Great Brain Experiment makes your phone a crowdsourced neurology lab

A new app that aims to bypass expensive neuroimaging scanners and bring brain research to your smartphone screen hopes to use "big data" principles to unlock more of the mind's secrets through the familiarity of games. The iOS and Android app, The Great Brain Experiment, is the handiwork of the Wellcome Trust Centre for Neuroimaging at UCL, and tests memory, impulse control, happiness, and visual perception, with tests that would traditionally have meant extended stays in an fMRI scanner.Functional magnetic resonance imaging scanners give researchers a view of blood flow through different areas of the brain during task-completion, and have been essential to the greater understanding of how cognition and other aspects work. However, they're also expensive and can't really be wheeled out into the public, which means study trials generally feature just a few people.
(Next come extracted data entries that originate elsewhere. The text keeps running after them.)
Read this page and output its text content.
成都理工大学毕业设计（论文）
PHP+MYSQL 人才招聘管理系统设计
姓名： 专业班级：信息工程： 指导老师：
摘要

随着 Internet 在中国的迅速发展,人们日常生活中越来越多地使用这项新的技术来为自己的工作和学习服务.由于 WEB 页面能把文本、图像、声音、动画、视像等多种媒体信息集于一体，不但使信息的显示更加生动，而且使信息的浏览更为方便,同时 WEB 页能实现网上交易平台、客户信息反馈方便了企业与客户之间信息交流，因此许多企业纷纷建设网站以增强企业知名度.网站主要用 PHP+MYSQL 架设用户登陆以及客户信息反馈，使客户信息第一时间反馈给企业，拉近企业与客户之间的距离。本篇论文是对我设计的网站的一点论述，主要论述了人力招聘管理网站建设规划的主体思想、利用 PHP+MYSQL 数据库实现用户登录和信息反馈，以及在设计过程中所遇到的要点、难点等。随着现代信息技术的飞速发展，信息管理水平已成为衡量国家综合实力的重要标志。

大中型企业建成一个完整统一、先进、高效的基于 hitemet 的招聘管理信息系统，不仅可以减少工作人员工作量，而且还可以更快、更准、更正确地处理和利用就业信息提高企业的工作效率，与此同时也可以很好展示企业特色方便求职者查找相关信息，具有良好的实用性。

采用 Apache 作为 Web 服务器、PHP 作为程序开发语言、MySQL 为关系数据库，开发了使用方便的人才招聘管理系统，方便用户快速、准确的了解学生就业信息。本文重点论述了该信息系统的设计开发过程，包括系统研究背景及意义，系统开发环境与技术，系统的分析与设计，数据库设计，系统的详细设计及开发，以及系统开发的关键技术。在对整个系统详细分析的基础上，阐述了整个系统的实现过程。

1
In contrast, the apps for iOS and Android are free, and while lacking the deep insight into the mechanics of the brain of each player, instead open the door to "the largest neuroscience experiment ever conducted," according to pHD student and co-developer Harriet Brown. "The Great Brain Experiment is one of a new generation of neuroscience experiments that 'gamify' data collection and crowdsource it to gain a wider audience" she explains, "allowing us to ask some interesting questions to a wider population than we are usually able to reach."

Four games within the app are offered, each testing a different element of neurology. Impulse testing, for instance, could have implications for ADHD and drug addiction understanding, while a game measuring the extent of "brain blink" – where we miss images when they are shown in rapid succession – could gage how prevalent it is among different demographics.